Onely: Good point about the inability to hear the music because of the circumstances. I still wonder, though, if people didn’t have the “I have to be at work at exactly x o’clock or else” attitude, they could’ve heard the music because they wouldn’t mind stopping to listen.
Rachel,
Thank you for this post. Ruth said I would benefit from making your acquaintance and clearly she was right. I’ve been reading a number of things that advocate slowing the pace of life and am convinced that it is essential and necessary to restore some sanity to human civilization. The article you linked to was astounding.
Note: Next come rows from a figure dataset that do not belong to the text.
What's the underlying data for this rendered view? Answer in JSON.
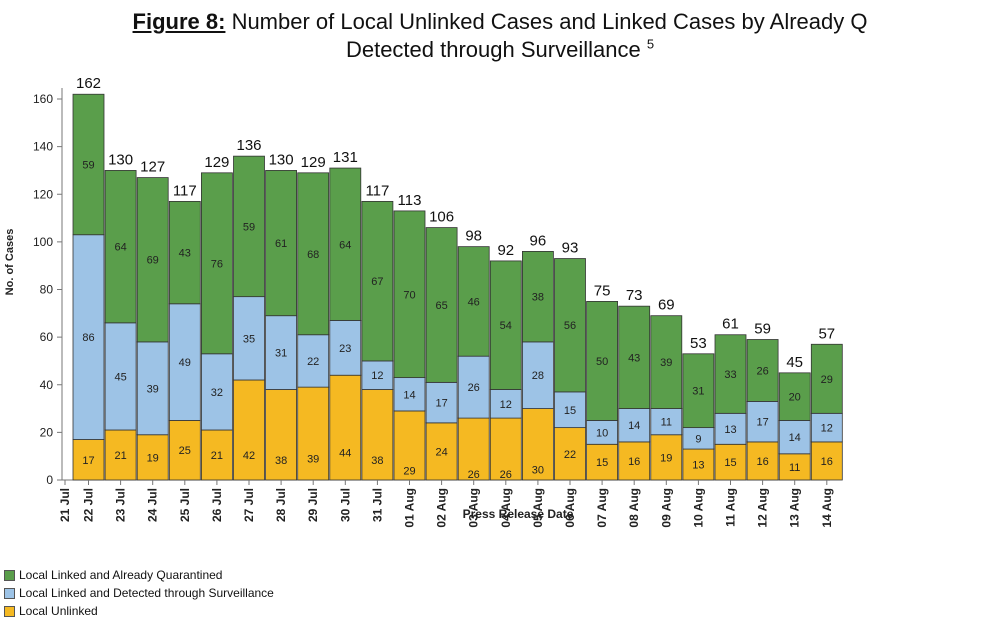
{
  "chart_data": {
    "type": "bar",
    "stacked": true,
    "title_prefix": "Figure 8:",
    "title_line1": "Number of Local Unlinked Cases and Linked Cases by Already Q",
    "title_line2": "Detected through Surveillance",
    "title_sup": "5",
    "xlabel": "Press Release Date",
    "ylabel": "No. of Cases",
    "ylim": [
      0,
      160
    ],
    "yticks": [
      0,
      20,
      40,
      60,
      80,
      100,
      120,
      140,
      160
    ],
    "x_first_label": "21 Jul",
    "categories": [
      "22 Jul",
      "23 Jul",
      "24 Jul",
      "25 Jul",
      "26 Jul",
      "27 Jul",
      "28 Jul",
      "29 Jul",
      "30 Jul",
      "31 Jul",
      "01 Aug",
      "02 Aug",
      "03 Aug",
      "04 Aug",
      "05 Aug",
      "06 Aug",
      "07 Aug",
      "08 Aug",
      "09 Aug",
      "10 Aug",
      "11 Aug",
      "12 Aug",
      "13 Aug",
      "14 Aug"
    ],
    "series": [
      {
        "name": "Local Unlinked",
        "color": "#f5b922",
        "values": [
          17,
          21,
          19,
          25,
          21,
          42,
          38,
          39,
          44,
          38,
          29,
          24,
          26,
          26,
          30,
          22,
          15,
          16,
          19,
          13,
          15,
          16,
          11,
          16
        ]
      },
      {
        "name": "Local Linked and Detected through Surveillance",
        "color": "#9dc3e6",
        "values": [
          86,
          45,
          39,
          49,
          32,
          35,
          31,
          22,
          23,
          12,
          14,
          17,
          26,
          12,
          28,
          15,
          10,
          14,
          11,
          9,
          13,
          17,
          14,
          12
        ]
      },
      {
        "name": "Local Linked and Already Quarantined",
        "color": "#5a9e4b",
        "values": [
          59,
          64,
          69,
          43,
          76,
          59,
          61,
          68,
          64,
          67,
          70,
          65,
          46,
          54,
          38,
          56,
          50,
          43,
          39,
          31,
          33,
          26,
          20,
          29
        ]
      }
    ],
    "totals": [
      162,
      130,
      127,
      117,
      129,
      136,
      130,
      129,
      131,
      117,
      113,
      106,
      98,
      92,
      96,
      93,
      75,
      73,
      69,
      53,
      61,
      59,
      45,
      57
    ],
    "legend_position": "bottom-left",
    "grid": false
  }
}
There is an elderly classical violinist that I used to see fairly often at the Embarcadero BART station, busking. It’s been a long time since I listened to classical music regularly but I’ve come to suspect that this guy is some retired concert violinist who busks more for the love of playing than the money. And while sometimes I do stop and listen to him, too often I do not. I wish our puritanical American culture was less mercenary and more Romantic. Wouldn’t it be wonderful if you could come to work late with the explanation “I had to wait– the music was too beautiful to pass it by?”
Steve
Regarding the violinist– Malcom Gladwell’s book Blink, the Power of Thinking Without Thinking, talks about how our eyes influence the way we hear. Orchestra administrators listening to auditions for the orchestra didn’t hire a woman trombone player because they thought her playing didn’t sound good enough, but when she played for them at a different audition from behind a screen, they accepted her immediately because they loved her sound. Sexism was involved as well, but Gladwell also point out how if we’re seeing something that doesn’t jibe with what we’re hearing, we will actually, physically hear differently. Perhaps something like this was going on with the hectic commuters–their visual world was so unconducive to hearing top-notch violin music, that they literally did not hear it the same way they would have in a concert hall. Though I imagine if you tried, you could override this tendency. One of my resolutions is to be more mindful in that way, to try to see the sunlight reflecting off things, etc.
CC
Even though I had my iPod on yesterday morning, I said hello to the man giving away the McPaper (I was getting the news from the iPod) at the entrance to the Cleveland Park Metro (in DC). I saw my shadow on the wall to the left as I walked down the escalator. Then I saw my shadow on the wall to the right. HUH????? How was that possible???? So I paused at the bottom, turned around and watched the next passenger come down the escalator. Then with the satisfaction of “I know something no one else knows”, I continued on my way to the office.